Many popular TV companies have adopted the Netflix button, including: LG, Samsung, Sony, and Hisense. Some of the TVs have made it to a list that Netflix has dubbed the "Netflix Recommended TVs". These are TVs that have a Netflix button on them which Netflix recommends to their subscribers to get the best viewing experience for their service. Some low-end laptop computers in emerging markets also ship with streaming buttons (or rather keys), typically including Netflix. Brazilian OEM Positivo has been including Netflix keys on their laptops since 2018.

==Mechanism==
The Netflix button only works on those TVs that support it, this includes: "Smart TVs, game consoles, streaming media players, set-top boxes, and Blu-ray players". Although hard-programmed on many devices, the Netflix button as of recent has been opening up to re-purposing. On the NVIDIA Shield, the remote has a Netflix button that can be intercepted and remapped using a third-party app. But the resultant user experience is not as smooth as the native functionality.

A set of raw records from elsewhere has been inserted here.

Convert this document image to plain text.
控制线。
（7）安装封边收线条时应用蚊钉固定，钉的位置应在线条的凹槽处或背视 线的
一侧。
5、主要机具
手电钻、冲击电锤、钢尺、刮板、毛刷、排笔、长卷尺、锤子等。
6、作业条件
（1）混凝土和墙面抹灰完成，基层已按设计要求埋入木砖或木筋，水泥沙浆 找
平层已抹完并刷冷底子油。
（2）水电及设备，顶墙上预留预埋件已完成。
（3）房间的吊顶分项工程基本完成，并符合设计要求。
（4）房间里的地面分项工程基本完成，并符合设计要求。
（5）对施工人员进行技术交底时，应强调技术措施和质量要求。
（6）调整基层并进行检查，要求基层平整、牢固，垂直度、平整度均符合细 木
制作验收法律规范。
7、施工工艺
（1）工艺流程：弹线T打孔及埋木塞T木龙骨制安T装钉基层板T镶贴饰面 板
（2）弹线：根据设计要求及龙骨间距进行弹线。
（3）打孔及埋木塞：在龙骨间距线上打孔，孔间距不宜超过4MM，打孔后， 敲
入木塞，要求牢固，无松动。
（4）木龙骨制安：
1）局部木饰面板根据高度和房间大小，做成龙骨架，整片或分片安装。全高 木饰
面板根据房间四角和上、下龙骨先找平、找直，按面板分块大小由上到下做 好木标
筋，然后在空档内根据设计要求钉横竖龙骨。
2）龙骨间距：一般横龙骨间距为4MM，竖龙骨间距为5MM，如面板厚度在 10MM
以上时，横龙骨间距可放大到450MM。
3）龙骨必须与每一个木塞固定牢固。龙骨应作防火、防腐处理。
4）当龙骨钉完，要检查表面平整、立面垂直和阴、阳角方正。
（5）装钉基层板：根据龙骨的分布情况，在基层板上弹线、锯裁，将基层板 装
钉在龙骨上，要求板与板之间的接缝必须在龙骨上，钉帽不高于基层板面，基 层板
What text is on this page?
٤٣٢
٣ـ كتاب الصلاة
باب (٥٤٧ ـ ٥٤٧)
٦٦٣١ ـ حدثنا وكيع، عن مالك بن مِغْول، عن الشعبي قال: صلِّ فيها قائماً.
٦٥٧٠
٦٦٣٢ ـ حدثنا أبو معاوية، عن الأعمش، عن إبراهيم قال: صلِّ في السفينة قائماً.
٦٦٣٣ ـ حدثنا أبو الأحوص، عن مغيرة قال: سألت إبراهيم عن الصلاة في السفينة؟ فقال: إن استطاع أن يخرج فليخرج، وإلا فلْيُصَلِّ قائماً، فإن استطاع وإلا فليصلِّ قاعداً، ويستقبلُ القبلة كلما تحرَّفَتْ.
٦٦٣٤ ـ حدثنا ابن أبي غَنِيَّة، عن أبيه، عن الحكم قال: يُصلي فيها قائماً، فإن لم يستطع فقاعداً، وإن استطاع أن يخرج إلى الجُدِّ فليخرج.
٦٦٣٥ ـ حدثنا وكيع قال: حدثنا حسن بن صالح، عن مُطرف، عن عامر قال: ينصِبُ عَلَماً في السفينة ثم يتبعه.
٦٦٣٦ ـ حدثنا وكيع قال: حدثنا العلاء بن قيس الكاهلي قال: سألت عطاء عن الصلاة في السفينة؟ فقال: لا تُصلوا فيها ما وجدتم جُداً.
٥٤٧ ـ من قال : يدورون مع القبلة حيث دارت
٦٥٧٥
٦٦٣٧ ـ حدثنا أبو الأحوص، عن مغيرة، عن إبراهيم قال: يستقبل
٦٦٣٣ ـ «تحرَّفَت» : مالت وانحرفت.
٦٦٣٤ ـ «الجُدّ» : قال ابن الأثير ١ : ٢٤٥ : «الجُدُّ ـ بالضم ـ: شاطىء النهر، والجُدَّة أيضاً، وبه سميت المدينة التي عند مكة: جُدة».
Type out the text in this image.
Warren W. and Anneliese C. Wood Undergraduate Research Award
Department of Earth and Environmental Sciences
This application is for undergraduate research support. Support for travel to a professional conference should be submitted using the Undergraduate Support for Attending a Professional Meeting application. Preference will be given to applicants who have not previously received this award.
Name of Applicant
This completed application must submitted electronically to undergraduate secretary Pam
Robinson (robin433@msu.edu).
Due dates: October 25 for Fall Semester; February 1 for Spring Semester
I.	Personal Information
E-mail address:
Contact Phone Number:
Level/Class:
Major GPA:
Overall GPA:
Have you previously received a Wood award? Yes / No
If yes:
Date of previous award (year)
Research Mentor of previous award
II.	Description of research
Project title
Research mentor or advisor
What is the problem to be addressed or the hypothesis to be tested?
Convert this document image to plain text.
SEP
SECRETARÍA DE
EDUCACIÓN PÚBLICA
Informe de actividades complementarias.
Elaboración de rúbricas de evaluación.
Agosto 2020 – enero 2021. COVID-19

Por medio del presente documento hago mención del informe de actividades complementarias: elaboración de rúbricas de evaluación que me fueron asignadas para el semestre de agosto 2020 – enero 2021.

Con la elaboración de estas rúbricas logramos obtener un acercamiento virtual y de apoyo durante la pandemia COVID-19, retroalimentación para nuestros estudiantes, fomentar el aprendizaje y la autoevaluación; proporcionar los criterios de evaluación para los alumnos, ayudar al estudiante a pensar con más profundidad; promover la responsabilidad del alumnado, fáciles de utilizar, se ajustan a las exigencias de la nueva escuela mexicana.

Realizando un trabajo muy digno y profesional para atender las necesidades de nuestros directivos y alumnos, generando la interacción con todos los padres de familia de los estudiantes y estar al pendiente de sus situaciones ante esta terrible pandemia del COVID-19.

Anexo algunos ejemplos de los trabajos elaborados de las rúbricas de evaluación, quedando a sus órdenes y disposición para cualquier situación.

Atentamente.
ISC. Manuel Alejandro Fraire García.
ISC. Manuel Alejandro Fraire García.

Netflix, in 2015, had also open-sourced a design for consumers to create their own Netflix button with additional features. Labeled "The Switch", this homemade device can dim the lights, silence incoming phone calls, order take-out, and open Netflix with one button press. The Switch is part of a series of DIY projects Netflix created, knows as "Netflix Make It" for their consumers to learn more about programming and create their own projects.

==Criticism==
The introduction of the Netflix button was criticized; an article from "The Verge" says that the button comes as a constant advertisement on a device you had already paid up to thousands of dollars for. Arguing that the buttons are "putting making money ahead of actual user experience or design". Initially, concerns had been raised about whether the button violates the principle of net neutrality, by putting its streaming competitors in disadvantage. A common complaint is that someone who is not a Netflix subscriber who accidentally presses the Netflix button is taken to a useless screen.

A popular option for streaming services, Roku, has 4 separate streaming buttons on their remotes. Each of these buttons cost the streaming service one dollar per unit sold. The Roku has many different buttons for the consumer to choose, but most of the remotes feature a Netflix button on them.

By the early 2020s other streaming services and media, such as Hulu, Amazon Prime Video, Samsung TV Plus, Spotify, Crunchyroll, YouTube, and Disney+, also had got their own buttons.